Gracieuse nouvelle : dis-moi que tu m’aimes

Thème : 
Le texte doit faire entre 2000 et 10000 caractères, et l’histoire doit commencer par cette phrase: “Dis-moi “je t’aime” une autre fois. Pour l’instant, emmène-moi quelque part où mes cheveux seront caressés par le vent”.
Bonne chance à tout le monde.

#CombatLittéraire 

J’ai choisi pour titre : dis-moi que tu m’aimes.
Et vous, allez-vous aimer cette nouvelle ?

– Dis-moi “je t’aime” une autre fois. Pour l’instant, emmène-moi quelque part où mes cheveux seront caressés par le vent.

– Tu veux pas que je t’emmène au lit déjà, après, on pourra le faire dans la voiture ou sur la plage si tu veux

– T’es d’un romantisme, ça fait peur !

– Bah quoi ? On n’est pas là pour se déclamer des poèmes ! T’as trouvé ça où ?

– Je l’ai écrit, espèce de rustre ! Je pensais que tu l’apprécierais et que tu me donnerais ton avis !

– T’énerve pas ! C’est pas pour ça qu’on se voit, tu sais bien. Bon, on donne un petit coup et tu me liras ça, je réfléchis mieux quand j’ai les boules vides.

– J’y crois pas ! Tu me donnes vachement envie, là !

– Ben quoi ? Je t’ai emmenée au resto, on a mangé comme tu voulais, maintenant, je veux mon dessert.

– Tu peux te l’accrocher derrière l’oreille, ton dessert !

– Ça fait deux mois que j’attends ça, tu vas pas me faire ce plan-là ?

– Tu peux bien attendre un petit quart d’heure que je te lise mon poème non ? C’est quoi un quart d’heure de plus, t’es pressé ?

– T’es là, devant moi, dans cette robe que je veux te retirer depuis que je l’ai vue, et toi, tu veux me raconter un poème ? Tu sais que je suis du tout-cuit ? C’est bien de vouloir me séduire, mais c’est bon, je le suis déjà, surtout avec ce string que je devine…

Elle est étudiante en droit, en dernière année. Je suis graphiste. Nous étions en classe ensemble au lycée et nous nous sommes retrouvés par hasard dans une fête d’anciens étudiants. Nous avons fini par nous retrouver dans les toilettes avant qu’elle me rejoigne dans ma chambre d’hôtel. Depuis, nous arrivons à nous planifier des petits week-ends sympathiques régulièrement. Sauf celui-ci où la session d’examens a retardé quelque peu nos plans. Je suis content de retrouver ce physique de rêve quand elle me déclame… Des poèmes.

 

            Pendant qu’elle continue à lire son papier, mes mains se sont posées toutes seules sur son fessier musclé. Mon anatomie réagit très vite à ce contact. J’en oublie ses mots pendant que je remonte doucement le long de son buste pour aller lui souffler mon désir à l’oreille. Elle ne l’entend pas de la même oreille, pourtant, j’ai bien pris soin de me coller à elle pour qu’elle sente comme elle me fait de l’effet, bien plus que son morceau de papier griffonné.

– Allez, fais un petit effort, tu ne le regretteras pas, me demande-t-elle.

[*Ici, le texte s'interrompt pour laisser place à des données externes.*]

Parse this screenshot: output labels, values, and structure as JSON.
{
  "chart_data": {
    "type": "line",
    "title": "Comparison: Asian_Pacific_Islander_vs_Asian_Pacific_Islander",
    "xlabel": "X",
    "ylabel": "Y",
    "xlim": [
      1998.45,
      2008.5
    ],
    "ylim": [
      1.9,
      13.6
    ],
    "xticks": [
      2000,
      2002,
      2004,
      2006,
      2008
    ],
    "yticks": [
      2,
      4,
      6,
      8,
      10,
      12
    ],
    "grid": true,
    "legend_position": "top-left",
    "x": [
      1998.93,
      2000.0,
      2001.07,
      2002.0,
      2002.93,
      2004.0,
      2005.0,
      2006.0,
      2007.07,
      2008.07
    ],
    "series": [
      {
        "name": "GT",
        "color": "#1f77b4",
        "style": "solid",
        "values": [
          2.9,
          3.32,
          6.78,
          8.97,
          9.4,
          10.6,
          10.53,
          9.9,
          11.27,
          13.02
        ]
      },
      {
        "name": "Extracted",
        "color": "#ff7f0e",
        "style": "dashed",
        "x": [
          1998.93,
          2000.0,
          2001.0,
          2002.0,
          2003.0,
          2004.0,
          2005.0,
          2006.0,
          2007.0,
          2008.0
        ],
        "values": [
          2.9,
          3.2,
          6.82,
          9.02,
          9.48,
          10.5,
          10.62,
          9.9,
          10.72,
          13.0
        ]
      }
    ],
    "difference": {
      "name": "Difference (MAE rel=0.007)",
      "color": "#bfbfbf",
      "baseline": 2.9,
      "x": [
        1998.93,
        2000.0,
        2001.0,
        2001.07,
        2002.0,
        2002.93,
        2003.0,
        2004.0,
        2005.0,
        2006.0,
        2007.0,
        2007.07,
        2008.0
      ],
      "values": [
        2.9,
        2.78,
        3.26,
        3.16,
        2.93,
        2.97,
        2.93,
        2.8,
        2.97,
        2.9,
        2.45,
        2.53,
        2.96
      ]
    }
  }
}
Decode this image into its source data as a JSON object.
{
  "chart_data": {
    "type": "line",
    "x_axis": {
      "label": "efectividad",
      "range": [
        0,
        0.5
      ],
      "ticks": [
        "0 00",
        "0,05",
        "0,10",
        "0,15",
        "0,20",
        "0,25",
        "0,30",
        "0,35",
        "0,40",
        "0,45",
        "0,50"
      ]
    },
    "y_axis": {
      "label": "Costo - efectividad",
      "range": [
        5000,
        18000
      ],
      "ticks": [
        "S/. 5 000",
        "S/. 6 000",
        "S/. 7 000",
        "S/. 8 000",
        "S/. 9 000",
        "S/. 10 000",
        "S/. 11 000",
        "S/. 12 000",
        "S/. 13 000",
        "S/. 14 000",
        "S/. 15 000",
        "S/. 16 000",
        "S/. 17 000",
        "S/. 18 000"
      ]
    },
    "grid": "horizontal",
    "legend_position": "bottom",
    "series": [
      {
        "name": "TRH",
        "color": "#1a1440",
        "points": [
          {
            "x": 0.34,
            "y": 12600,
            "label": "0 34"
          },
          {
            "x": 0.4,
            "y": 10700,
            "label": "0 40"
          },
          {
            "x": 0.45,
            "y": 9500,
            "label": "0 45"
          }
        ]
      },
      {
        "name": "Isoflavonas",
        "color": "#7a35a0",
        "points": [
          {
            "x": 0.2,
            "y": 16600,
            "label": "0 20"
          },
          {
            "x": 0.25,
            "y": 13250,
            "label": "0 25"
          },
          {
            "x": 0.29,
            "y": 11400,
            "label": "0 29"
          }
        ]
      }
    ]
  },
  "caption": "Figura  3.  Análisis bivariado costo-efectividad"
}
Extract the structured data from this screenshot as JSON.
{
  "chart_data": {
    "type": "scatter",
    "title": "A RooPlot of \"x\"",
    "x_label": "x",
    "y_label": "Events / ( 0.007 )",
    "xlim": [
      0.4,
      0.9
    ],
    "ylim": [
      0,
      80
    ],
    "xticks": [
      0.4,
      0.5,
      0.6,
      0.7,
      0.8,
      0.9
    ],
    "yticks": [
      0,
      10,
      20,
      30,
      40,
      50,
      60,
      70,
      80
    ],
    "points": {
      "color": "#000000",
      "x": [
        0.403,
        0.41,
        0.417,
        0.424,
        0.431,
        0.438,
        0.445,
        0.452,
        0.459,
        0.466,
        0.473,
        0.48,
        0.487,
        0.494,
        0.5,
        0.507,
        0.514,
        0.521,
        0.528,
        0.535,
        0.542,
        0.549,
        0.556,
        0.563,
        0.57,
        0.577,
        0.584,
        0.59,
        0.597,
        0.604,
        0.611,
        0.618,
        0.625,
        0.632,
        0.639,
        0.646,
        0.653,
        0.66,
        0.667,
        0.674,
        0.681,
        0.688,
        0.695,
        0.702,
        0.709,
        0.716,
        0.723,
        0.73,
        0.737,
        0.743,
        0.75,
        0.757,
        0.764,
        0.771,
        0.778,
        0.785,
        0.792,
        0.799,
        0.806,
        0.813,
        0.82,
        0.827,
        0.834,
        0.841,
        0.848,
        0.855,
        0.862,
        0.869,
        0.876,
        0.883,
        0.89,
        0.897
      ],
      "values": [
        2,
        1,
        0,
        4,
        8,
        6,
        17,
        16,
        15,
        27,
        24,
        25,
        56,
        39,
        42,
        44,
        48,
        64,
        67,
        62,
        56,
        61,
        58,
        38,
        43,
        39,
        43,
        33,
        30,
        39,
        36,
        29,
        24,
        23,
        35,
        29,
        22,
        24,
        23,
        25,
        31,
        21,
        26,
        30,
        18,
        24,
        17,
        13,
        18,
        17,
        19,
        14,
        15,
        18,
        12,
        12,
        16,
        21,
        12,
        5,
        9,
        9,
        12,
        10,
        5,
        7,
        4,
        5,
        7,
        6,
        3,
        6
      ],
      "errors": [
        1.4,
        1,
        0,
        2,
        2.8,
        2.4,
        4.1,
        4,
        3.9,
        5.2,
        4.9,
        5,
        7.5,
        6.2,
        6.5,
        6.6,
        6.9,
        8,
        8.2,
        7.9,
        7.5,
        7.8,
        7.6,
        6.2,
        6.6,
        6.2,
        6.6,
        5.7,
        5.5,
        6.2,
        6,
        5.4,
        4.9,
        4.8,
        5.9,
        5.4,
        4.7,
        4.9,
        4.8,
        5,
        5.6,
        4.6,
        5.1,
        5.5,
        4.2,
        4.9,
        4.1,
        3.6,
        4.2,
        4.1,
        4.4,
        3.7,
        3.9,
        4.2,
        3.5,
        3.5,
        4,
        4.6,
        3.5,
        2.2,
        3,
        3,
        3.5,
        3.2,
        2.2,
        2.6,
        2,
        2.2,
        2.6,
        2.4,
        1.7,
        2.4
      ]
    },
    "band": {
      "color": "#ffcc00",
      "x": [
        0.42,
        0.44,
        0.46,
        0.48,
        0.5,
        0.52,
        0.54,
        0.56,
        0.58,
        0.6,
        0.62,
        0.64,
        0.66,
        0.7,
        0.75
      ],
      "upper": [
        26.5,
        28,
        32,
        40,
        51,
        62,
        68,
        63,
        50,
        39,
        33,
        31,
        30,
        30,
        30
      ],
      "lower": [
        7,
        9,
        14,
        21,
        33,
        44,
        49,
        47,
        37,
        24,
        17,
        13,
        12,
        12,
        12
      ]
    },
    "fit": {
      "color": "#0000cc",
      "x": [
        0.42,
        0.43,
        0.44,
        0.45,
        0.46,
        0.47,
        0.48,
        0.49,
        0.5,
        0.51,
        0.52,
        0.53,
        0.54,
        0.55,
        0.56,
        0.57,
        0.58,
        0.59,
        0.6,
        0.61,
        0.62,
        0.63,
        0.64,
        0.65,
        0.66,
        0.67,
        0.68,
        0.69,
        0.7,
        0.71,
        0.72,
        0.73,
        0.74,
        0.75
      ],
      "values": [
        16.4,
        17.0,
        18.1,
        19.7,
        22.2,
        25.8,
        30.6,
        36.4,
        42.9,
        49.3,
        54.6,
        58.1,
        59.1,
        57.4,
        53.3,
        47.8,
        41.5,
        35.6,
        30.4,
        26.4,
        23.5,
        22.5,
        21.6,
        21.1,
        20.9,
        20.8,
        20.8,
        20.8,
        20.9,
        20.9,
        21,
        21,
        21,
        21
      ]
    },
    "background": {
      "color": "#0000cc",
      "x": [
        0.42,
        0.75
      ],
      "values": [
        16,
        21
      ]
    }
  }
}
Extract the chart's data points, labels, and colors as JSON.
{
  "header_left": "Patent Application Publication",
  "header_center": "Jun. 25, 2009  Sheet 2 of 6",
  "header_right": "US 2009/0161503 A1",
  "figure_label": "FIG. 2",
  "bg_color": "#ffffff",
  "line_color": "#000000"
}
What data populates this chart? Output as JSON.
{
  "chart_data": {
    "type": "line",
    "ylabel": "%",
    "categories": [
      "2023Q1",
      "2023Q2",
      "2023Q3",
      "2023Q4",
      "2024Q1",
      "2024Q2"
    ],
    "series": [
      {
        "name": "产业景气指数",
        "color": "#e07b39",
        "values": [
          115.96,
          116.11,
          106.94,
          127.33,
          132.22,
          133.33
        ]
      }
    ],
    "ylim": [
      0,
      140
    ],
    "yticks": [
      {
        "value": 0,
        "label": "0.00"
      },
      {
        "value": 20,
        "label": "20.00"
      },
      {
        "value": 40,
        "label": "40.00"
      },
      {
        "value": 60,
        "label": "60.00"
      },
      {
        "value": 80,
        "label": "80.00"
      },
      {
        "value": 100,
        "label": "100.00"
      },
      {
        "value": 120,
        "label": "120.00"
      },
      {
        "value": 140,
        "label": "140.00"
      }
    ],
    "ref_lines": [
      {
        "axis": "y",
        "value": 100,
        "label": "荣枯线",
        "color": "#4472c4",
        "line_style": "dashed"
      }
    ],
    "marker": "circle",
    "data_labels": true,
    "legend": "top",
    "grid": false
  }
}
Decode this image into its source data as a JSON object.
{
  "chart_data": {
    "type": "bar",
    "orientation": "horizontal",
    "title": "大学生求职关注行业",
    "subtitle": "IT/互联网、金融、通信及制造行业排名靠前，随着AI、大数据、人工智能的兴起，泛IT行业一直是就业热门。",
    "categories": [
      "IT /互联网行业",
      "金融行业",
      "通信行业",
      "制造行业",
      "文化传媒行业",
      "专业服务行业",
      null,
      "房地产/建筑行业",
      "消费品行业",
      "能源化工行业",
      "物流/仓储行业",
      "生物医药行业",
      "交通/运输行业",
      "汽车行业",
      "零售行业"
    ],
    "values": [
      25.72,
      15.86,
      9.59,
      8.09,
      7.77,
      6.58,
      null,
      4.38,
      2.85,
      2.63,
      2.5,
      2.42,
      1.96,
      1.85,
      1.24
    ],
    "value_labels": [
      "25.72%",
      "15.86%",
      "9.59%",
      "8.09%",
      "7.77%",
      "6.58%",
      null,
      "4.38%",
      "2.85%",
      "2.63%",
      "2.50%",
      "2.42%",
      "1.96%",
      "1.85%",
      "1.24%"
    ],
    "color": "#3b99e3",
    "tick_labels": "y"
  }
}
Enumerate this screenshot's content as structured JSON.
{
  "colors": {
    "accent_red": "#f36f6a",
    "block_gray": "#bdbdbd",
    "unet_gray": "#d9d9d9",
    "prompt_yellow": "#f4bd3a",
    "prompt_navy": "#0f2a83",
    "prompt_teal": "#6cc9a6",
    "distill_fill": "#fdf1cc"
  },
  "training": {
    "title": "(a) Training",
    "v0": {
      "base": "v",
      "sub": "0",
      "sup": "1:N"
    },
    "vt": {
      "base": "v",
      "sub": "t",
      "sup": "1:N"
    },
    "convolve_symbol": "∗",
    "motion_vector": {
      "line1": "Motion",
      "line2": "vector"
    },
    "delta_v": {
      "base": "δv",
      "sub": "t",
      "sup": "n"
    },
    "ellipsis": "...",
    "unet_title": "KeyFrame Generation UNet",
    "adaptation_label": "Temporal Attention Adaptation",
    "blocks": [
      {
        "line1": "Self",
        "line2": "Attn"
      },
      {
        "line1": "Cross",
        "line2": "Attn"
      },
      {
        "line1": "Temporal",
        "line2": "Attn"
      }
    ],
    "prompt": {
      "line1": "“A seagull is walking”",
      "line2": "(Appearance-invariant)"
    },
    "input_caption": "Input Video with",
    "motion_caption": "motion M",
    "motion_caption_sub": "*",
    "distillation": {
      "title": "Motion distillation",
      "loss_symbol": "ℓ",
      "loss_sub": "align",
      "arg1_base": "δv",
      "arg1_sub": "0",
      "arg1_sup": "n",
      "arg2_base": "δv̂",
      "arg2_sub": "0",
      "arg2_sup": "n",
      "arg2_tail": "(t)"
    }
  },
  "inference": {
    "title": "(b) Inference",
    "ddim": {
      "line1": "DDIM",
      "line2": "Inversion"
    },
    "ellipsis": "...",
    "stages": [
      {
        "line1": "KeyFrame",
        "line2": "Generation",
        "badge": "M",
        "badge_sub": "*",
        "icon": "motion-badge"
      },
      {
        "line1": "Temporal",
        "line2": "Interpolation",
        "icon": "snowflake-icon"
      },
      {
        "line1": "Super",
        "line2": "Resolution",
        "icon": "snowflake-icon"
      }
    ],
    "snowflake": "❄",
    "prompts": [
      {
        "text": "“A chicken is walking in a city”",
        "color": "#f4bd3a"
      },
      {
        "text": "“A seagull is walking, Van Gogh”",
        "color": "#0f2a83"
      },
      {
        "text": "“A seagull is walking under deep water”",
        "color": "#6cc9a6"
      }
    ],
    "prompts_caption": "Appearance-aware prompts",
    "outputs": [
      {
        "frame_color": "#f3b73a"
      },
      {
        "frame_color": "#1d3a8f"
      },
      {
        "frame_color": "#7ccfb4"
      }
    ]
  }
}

– Apaise-le d’abord, regarde comme il vibre à l’idée de l’endroit où il pourrait être, j’insiste.

– Tu m’écoutes si je pose ma main ici ?

– Tout ce que tu veux, je soupire de contentement, les bras repliés derrière ma tête, étalé sur le lit, le caleçon lancé à l’autre bout du lit. Elle pourrait me lire un de ses manuels de droit qu’elle étudie que je ne verrais que sa bouche qui va bientôt me crier d’autres choses.

– Dis-moi “je t’aime” une autre fois. Pour l’instant, emmène-moi quelque part où mes désirs seront encore plus intenses que dans mon présent

Elle a repris depuis le début ? Ah non. Elle avait dit quoi déjà ? Sa main est toujours posée sur moi. Je pourrais décrire exactement le mouvement qu’elle vient de faire alors que les mots qu’elle a dits… Bon, concentration, ça va aller vite. Je ne dois pas regarder la bretelle de sa robe qui est tombée et dévoile un sein recouvert d’une dentelle fine qui me laisse deviner.

– Qu’est-ce que t’en dis ? Je dois changer le présent ?

– Quel présent ?

– Mais t’écoutes rien !

– Mais si, t’as parlé de t’emmener quelque part. Tu veux que je t’emmène au septième ciel ?

– Vantard…

Elle ronronne déjà en faisant glisser l’autre bretelle de sa robe. Je me redresse sur les deux coudes pour mieux apprécier le spectacle.

– Encore deux vers

– Tu veux que je commande le room service ? Qu’est-ce que tu vas prendre ?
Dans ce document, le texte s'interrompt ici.